Fiji's air disaster: By the way, contrary to the assertions of some badly misinformed Fiji Government folks, Tonga and Samoa have absolutely no intention of returning control of their air space to Nadi Airport. They're very happy, thanks, with a deal they have with the New Zealand air traffic control outfit that manages it for them and gives them a share of the profits.
The move cost Nadi over F$3 million (US$1.62 million) a year. What's more, it can expect to soon lose control of the Kiribati, Vanuatu, and perhaps New Caledonia regions to either the New Zealanders or Australians, now busily lobbying for them.
This is very, very bad news for Fiji, which spent quite a few million dollars ramping up Nadi's air traffic control capabilities in the mistaken belief that the airport was destined to remain the regional control centre.

Enga Show must go on: Be advised: In future Papua New Guinea's Enga Show will be on in the second week of August, come what may. This year's was cancelled because a local businessman got shot dead, not because of it but because someone went gunning for him before it. Lots of tourists cancelled out of Enga and there were far fewer of them when the show eventually happened, very successfully, in October. The loss of patronage grieved Enga's governor, Peter Ipatus, who declared that future shows would happen in August no matter what, "even if someone dies, even if it is election time, even if there is a tribal fight, the show must go on."

History repeating itself: Pacific Islands leaders, 13 of them, who reportedly fronted up at a meeting at Honolulu's East-West Centre in October, were surprised or not surprised to be confronted by George W. Bush. President Bush was passing through town after a swan through bits of Asia and a bit of Australia but not nuclear-free minded New Zealand.
They heard from him about security and terrorism. Ten years or so back, then Pacific Islands leaders had a meeting there with the president's presidential daddy.
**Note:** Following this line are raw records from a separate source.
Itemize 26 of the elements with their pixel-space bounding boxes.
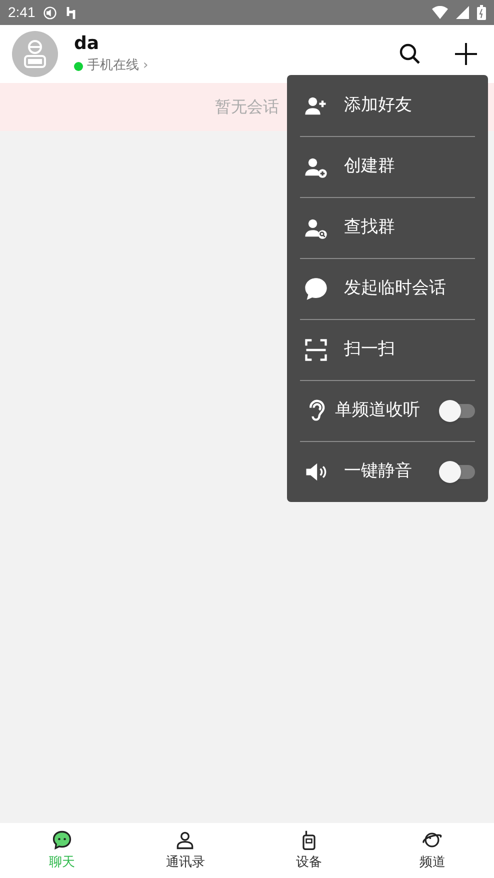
search-icon[interactable] xyxy=(398,42,422,66)
toggle-switch[interactable] xyxy=(439,400,475,422)
menu-label: 一键静音 xyxy=(344,460,412,484)
chevron-text: › xyxy=(143,57,148,76)
menu-item[interactable]: 查找群 xyxy=(300,198,475,258)
signal-icon xyxy=(456,6,469,19)
plus-icon[interactable] xyxy=(454,42,478,66)
user-name: da xyxy=(74,32,100,56)
status-time: 2:41 xyxy=(8,3,36,22)
battery-icon xyxy=(477,5,486,20)
toggle-switch[interactable] xyxy=(439,461,475,483)
nav-tab[interactable]: 设备 xyxy=(247,823,370,878)
online-status[interactable]: 手机在线 xyxy=(87,56,139,76)
chat-icon xyxy=(50,828,73,851)
menu-label: 单频道收听 xyxy=(335,399,420,422)
nav-tab[interactable]: 频道 xyxy=(370,823,494,878)
menu-item[interactable]: 扫一扫 xyxy=(300,320,475,380)
empty-message: 暂无会话 xyxy=(215,96,279,118)
menu-item[interactable]: 添加好友 xyxy=(300,75,475,136)
menu-item[interactable]: 创建群 xyxy=(300,137,475,197)
menu-item[interactable]: 发起临时会话 xyxy=(300,259,475,319)
wifi-icon xyxy=(432,6,448,19)
nav-tab[interactable]: 通讯录 xyxy=(124,823,247,878)
chat-bubble-icon xyxy=(303,276,329,302)
scan-icon xyxy=(303,337,329,363)
sound-icon xyxy=(43,6,58,20)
Meddling with USP marks: Fancy how some of those who work in institutions of higher learning scale to greater heights to make the experience quite well, intriguing. Like the story making the rounds recently of how a clerk got the boot for meddling with students grades. From an E to an A, this clerk, it's said, could easily make the changes for a fee of course. The clerk had a soft spot for FJ$500. The crime caught up with the criminal, but one wonders about all those successful job applicants with doctored grades!
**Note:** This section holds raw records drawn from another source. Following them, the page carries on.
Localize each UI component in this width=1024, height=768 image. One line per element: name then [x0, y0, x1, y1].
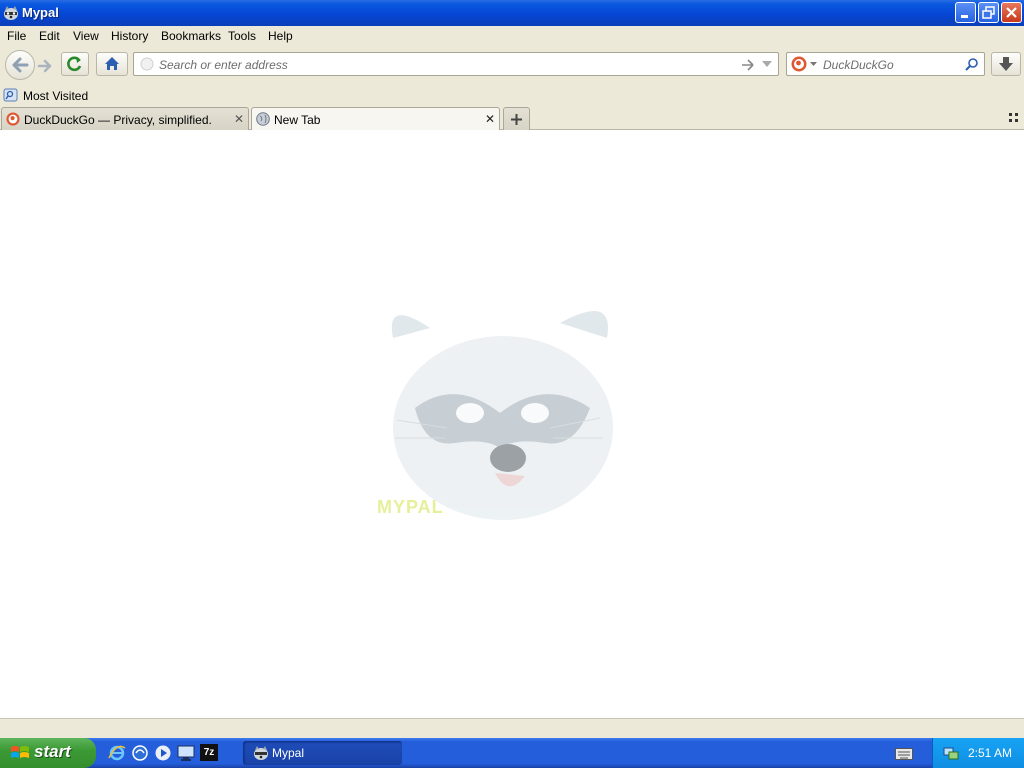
forward-button[interactable]: [36, 57, 54, 75]
ie-icon[interactable]: [108, 744, 126, 762]
menu-tools[interactable]: Tools: [228, 29, 256, 43]
close-tab-icon[interactable]: ✕: [234, 112, 244, 126]
7zip-icon[interactable]: 7z: [200, 744, 218, 761]
menu-edit[interactable]: Edit: [39, 29, 60, 43]
menu-view[interactable]: View: [73, 29, 99, 43]
tab-label: New Tab: [274, 113, 321, 127]
taskbar: start 7z Mypal 2:51 AM: [0, 738, 1024, 768]
tab-label: DuckDuckGo — Privacy, simplified.: [24, 113, 212, 127]
restore-button[interactable]: [978, 2, 999, 23]
firefox-icon[interactable]: [131, 744, 149, 762]
close-tab-icon[interactable]: ✕: [485, 112, 495, 126]
menu-bookmarks[interactable]: Bookmarks: [161, 29, 221, 43]
windows-flag-icon: [11, 746, 29, 758]
bookmarks-toolbar: Most Visited: [0, 84, 1024, 106]
mypal-raccoon-logo: [391, 311, 613, 520]
window-title: Mypal: [22, 5, 59, 20]
page-content: MYPAL: [0, 130, 1024, 718]
bookmark-folder-icon: [3, 88, 18, 102]
go-arrow-icon[interactable]: [741, 58, 755, 72]
close-icon: [1006, 7, 1017, 18]
keyboard-icon[interactable]: [895, 748, 913, 760]
tab-new-tab[interactable]: New Tab ✕: [251, 107, 500, 131]
system-tray: 2:51 AM: [932, 738, 1024, 768]
menu-history[interactable]: History: [111, 29, 148, 43]
network-icon[interactable]: [943, 745, 959, 761]
raccoon-icon: [254, 746, 268, 760]
mypal-logo-text: MYPAL: [377, 497, 444, 517]
new-tab-button[interactable]: [503, 107, 530, 130]
search-icon[interactable]: [965, 57, 979, 71]
download-arrow-icon: [999, 57, 1013, 71]
back-button[interactable]: [5, 50, 35, 80]
close-button[interactable]: [1001, 2, 1022, 23]
navigation-toolbar: Search or enter address DuckDuckGo: [0, 48, 1024, 84]
menubar: File Edit View History Bookmarks Tools H…: [0, 26, 1024, 48]
media-player-icon[interactable]: [154, 744, 172, 762]
bookmark-label: Most Visited: [23, 89, 89, 103]
chevron-down-icon: [810, 62, 817, 66]
reload-icon: [67, 56, 82, 72]
menu-help[interactable]: Help: [268, 29, 293, 43]
clock[interactable]: 2:51 AM: [968, 746, 1012, 760]
page-identity-icon: [140, 57, 154, 71]
search-placeholder: DuckDuckGo: [823, 58, 894, 72]
address-bar[interactable]: Search or enter address: [133, 52, 779, 76]
search-bar[interactable]: DuckDuckGo: [786, 52, 985, 76]
home-button[interactable]: [96, 52, 128, 76]
dropdown-arrow-icon[interactable]: [762, 61, 772, 68]
minimize-icon: [961, 15, 968, 18]
downloads-button[interactable]: [991, 52, 1021, 76]
tab-grid-icon[interactable]: [1009, 113, 1019, 123]
bookmark-most-visited[interactable]: Most Visited: [3, 86, 93, 104]
address-placeholder: Search or enter address: [159, 58, 288, 72]
duckduckgo-icon: [6, 112, 20, 126]
taskbar-window-label: Mypal: [272, 746, 305, 760]
forward-arrow-icon: [37, 59, 52, 73]
taskbar-window-mypal[interactable]: Mypal: [243, 741, 402, 765]
plus-icon: [511, 114, 522, 125]
reload-button[interactable]: [61, 52, 89, 76]
duckduckgo-icon[interactable]: [791, 56, 807, 72]
status-bar: [0, 718, 1024, 738]
tab-strip: DuckDuckGo — Privacy, simplified. ✕ New …: [0, 106, 1024, 131]
desktop-icon[interactable]: [177, 744, 195, 762]
window-titlebar[interactable]: Mypal: [0, 0, 1024, 26]
minimize-button[interactable]: [955, 2, 976, 23]
tab-duckduckgo[interactable]: DuckDuckGo — Privacy, simplified. ✕: [1, 107, 249, 130]
restore-icon: [982, 6, 995, 19]
globe-icon: [256, 112, 270, 126]
raccoon-icon: [4, 6, 18, 20]
start-button[interactable]: start: [0, 738, 96, 768]
back-arrow-icon: [12, 57, 29, 73]
start-label: start: [34, 742, 71, 761]
menu-file[interactable]: File: [7, 29, 26, 43]
home-icon: [105, 57, 119, 70]
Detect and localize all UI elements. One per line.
Forum up for changes? With preparations for a change in office at Naisonini, home of the Pacific Islands Forum Secretariat in Suva, there's this story of a letter making the regional rounds over the status of the Forum's new authorising agent for the Cotonou Agreement, the source of aid and trade to Pacific islands members of the Africa, Caribbean and Pacific bloc from the European Union. With a non- ACP-EU officer moving in to head the secretariat next year, the job of authorising agent will have to be stripped from him, the letter argues, and given for now, to one of his directors. The letter written by a former chair of the Forum seems to imply that the director as authorising agent will have the power to overrule his own boss, the secretary general.
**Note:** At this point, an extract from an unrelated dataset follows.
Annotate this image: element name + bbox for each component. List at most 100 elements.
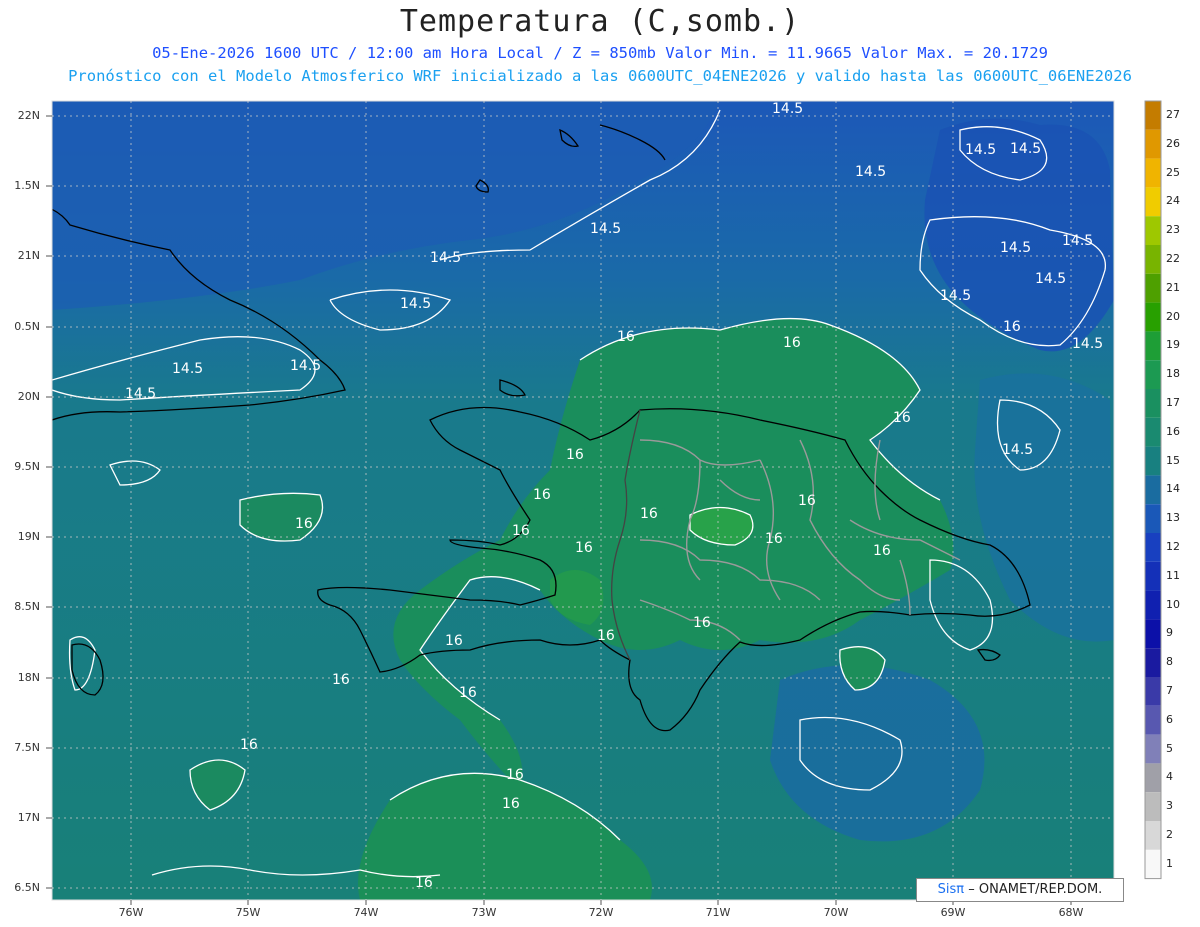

PNG questions SOPAC decision: Following closely on the heels of the Pacific Islands Forum's failure to reach a consensus on the appointment of its new Secretary-General, another regional body has floundered in the absence of the so-called Pacific Way of decision making. SOPAC (South Pacific Applied Geoscience Commission) members met at the Rock of Polynesia (Niue) and like their Forum counterparts could not agree on who to succeed Fiji's Alfred Simpson.
The result of the secret ballot was surprising as it was disturbing for at least one member, Papua New Guinea. While Fiji-born now New Zealand passport holder Cristelle Pratt got the nod in the secret ballot, Port Moresby is crying foul.
Weeks after the decision of SOPAC at Niue, Papua New Guinea has since lodged an official complaint against Pratt's appointment, declaring it null and void since SOPAC's constitutional requirement that th e winning candidate should have obtained two thirds of the votes was never met. Port Moresby, who fielded a highly qualified candidate, is now calling for a fresh start, or re-start.